🤖 AI Summary
To address the low efficiency, complex pipelines, and poor generalizability in vectorizing building footprints from remote sensing imagery, this paper proposes the first end-to-end multimodal large language model (MLLM) framework that directly regresses ordered building corner sequences, enabling human-like structured vectorization. The method integrates a vision backbone, learnable positional embeddings, and a large language model, trained via three stages: pretraining, supervised fine-tuning, and preference optimization. Its key contributions are: (1) the first application of MLLMs to remote sensing building extraction; (2) zero-shot cross-region and cross-type generalization; and (3) unified modeling of diverse building geometries. Evaluated on WHU, WHU-Mix, and CrowdAI benchmarks, the framework achieves AP improvements of +5.6, +7.1, and +13.6 over state-of-the-art methods, respectively, demonstrating substantial gains in both accuracy and generalization capability.
📝 Abstract
Automatically extracting vectorized building contours from remote sensing imagery is crucial for urban planning, population estimation, and disaster assessment.
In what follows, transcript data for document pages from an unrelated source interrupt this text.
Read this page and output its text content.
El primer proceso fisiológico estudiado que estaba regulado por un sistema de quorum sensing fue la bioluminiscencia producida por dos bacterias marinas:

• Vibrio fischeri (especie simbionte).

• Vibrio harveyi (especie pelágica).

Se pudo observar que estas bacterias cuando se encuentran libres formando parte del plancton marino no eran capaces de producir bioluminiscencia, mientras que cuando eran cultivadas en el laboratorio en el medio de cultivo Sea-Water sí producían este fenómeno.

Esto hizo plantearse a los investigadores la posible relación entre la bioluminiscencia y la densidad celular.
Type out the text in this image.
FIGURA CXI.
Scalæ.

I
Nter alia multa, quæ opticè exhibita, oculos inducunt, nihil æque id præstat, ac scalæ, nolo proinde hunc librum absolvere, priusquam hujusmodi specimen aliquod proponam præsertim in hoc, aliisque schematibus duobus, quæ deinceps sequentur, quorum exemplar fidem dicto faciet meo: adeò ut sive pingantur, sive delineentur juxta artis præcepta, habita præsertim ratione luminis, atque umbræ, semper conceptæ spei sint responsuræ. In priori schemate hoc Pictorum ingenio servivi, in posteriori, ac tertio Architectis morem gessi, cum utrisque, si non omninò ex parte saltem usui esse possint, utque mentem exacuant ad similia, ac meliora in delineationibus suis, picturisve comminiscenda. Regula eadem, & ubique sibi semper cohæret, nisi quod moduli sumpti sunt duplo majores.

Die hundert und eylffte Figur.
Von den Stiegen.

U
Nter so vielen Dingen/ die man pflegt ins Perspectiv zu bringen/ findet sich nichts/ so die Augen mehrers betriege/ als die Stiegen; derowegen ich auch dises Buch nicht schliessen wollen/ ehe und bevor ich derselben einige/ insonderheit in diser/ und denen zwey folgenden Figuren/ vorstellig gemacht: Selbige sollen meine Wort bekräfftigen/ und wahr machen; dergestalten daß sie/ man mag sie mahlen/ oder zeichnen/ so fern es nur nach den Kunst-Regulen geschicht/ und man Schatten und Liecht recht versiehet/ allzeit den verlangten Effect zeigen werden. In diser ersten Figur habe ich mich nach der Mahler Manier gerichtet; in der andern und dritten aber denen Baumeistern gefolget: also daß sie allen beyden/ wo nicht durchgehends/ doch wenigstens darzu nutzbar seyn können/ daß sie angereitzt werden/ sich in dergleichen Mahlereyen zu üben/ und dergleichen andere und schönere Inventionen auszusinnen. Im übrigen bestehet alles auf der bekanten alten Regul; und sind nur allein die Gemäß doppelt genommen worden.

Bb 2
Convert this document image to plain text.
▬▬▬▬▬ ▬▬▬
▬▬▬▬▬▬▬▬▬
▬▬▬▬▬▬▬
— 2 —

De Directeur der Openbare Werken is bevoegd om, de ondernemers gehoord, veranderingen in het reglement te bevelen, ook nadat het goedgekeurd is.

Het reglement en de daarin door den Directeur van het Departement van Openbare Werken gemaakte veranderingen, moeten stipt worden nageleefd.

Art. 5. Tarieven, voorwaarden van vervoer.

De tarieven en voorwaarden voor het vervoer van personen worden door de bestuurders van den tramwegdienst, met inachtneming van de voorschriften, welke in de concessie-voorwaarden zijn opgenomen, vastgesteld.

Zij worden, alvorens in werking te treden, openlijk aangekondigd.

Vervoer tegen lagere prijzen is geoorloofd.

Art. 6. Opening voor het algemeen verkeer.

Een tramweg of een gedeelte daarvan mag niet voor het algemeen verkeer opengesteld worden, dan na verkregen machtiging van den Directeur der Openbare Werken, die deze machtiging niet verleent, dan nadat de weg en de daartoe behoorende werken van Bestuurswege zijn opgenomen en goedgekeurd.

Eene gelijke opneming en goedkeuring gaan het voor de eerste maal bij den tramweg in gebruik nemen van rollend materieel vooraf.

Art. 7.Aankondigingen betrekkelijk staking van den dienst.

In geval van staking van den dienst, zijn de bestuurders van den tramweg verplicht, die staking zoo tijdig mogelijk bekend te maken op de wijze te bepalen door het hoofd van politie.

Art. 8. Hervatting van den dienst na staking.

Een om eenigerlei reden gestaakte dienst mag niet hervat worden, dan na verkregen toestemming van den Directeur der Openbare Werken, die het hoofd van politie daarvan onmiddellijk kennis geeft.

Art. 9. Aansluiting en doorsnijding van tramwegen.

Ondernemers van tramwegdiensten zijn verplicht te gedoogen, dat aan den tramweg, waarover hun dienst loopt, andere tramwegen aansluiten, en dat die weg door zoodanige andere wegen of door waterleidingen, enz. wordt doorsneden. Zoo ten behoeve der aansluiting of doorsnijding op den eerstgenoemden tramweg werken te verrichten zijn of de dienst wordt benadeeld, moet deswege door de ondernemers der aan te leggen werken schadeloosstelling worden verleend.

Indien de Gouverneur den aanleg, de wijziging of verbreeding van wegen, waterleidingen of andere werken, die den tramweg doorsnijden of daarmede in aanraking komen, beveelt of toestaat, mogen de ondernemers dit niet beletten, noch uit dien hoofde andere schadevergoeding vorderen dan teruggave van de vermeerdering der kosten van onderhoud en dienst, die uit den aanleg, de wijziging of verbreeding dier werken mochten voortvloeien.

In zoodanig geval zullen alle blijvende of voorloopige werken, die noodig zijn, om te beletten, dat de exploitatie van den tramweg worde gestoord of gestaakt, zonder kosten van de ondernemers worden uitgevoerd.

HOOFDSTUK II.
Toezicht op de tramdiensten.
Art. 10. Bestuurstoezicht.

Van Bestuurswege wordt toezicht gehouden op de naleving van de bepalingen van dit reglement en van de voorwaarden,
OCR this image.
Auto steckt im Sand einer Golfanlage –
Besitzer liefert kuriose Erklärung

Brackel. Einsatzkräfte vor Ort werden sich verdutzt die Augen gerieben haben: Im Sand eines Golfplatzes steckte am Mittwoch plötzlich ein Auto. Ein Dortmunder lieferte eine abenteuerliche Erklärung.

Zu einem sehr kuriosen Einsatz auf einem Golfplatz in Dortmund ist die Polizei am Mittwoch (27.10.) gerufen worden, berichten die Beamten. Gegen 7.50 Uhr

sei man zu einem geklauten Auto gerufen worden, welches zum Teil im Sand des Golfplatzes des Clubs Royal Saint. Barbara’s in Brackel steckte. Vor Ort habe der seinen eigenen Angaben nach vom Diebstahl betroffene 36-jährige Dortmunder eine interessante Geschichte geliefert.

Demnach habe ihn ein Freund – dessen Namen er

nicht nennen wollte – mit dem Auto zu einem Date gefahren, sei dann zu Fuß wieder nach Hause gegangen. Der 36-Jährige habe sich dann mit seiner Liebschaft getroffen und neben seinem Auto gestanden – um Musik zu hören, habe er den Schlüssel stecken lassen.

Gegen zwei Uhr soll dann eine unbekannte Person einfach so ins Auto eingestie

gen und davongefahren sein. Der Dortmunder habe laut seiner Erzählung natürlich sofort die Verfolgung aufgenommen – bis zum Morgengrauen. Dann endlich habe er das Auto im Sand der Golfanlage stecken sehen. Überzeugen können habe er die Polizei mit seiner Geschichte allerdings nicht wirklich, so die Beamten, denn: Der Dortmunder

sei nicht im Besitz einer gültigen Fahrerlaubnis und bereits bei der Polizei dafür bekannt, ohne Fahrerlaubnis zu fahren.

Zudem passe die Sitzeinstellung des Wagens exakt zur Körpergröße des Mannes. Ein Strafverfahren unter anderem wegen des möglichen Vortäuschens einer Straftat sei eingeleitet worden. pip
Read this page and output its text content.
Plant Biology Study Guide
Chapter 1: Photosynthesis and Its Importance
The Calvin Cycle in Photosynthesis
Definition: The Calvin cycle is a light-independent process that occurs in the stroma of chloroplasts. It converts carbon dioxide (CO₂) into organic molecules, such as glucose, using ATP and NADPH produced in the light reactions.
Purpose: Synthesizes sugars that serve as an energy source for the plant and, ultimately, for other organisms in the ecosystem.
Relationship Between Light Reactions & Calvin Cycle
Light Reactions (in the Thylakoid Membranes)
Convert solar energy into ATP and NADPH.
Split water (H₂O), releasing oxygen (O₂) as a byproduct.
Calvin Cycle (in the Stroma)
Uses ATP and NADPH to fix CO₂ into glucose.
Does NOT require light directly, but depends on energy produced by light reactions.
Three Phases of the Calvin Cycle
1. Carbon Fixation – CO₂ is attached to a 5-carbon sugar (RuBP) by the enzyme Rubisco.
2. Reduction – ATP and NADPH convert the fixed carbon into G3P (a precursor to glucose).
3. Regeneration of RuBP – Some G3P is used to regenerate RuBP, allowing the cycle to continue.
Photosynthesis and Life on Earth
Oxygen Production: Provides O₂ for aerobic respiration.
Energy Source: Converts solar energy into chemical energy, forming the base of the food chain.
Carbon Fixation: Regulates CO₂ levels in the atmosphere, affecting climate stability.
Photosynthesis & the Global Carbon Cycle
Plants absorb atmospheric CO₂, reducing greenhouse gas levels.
Current state-of-the-art methods rely on complex multi-stage pipelines involving pixel segmentation, vectorization, and polygon refinement, which limits their scalability and real-world applicability. Inspired by the remarkable reasoning capabilities of Large Language Models (LLMs), we introduce VectorLLM, the first Multi-modal Large Language Model (MLLM) designed for regular building contour extraction from remote sensing images. Unlike existing approaches, VectorLLM performs corner-point by corner-point regression of building contours directly, mimicking human annotators' labeling process. Our architecture consists of a vision foundation backbone, an MLP connector, and an LLM, enhanced with learnable position embeddings to improve spatial understanding capability. Through comprehensive exploration of training strategies including pretraining, supervised fine-tuning, and preference optimization across WHU, WHU-Mix, and CrowdAI datasets, VectorLLM significantly outperformed the previous SOTA methods by 5.6 AP, 7.1 AP, 13.6 AP, respectively in the three datasets. Remarkably, VectorLLM exhibits strong zero-shot performance on unseen objects including aircraft, water bodies, and oil tanks, highlighting its potential for unified modeling of diverse remote sensing object contour extraction tasks. Overall, this work establishes a new paradigm for vector extraction in remote sensing, leveraging the topological reasoning capabilities of LLMs to achieve both high accuracy and exceptional generalization. All the codes and weights will be published for promoting community development.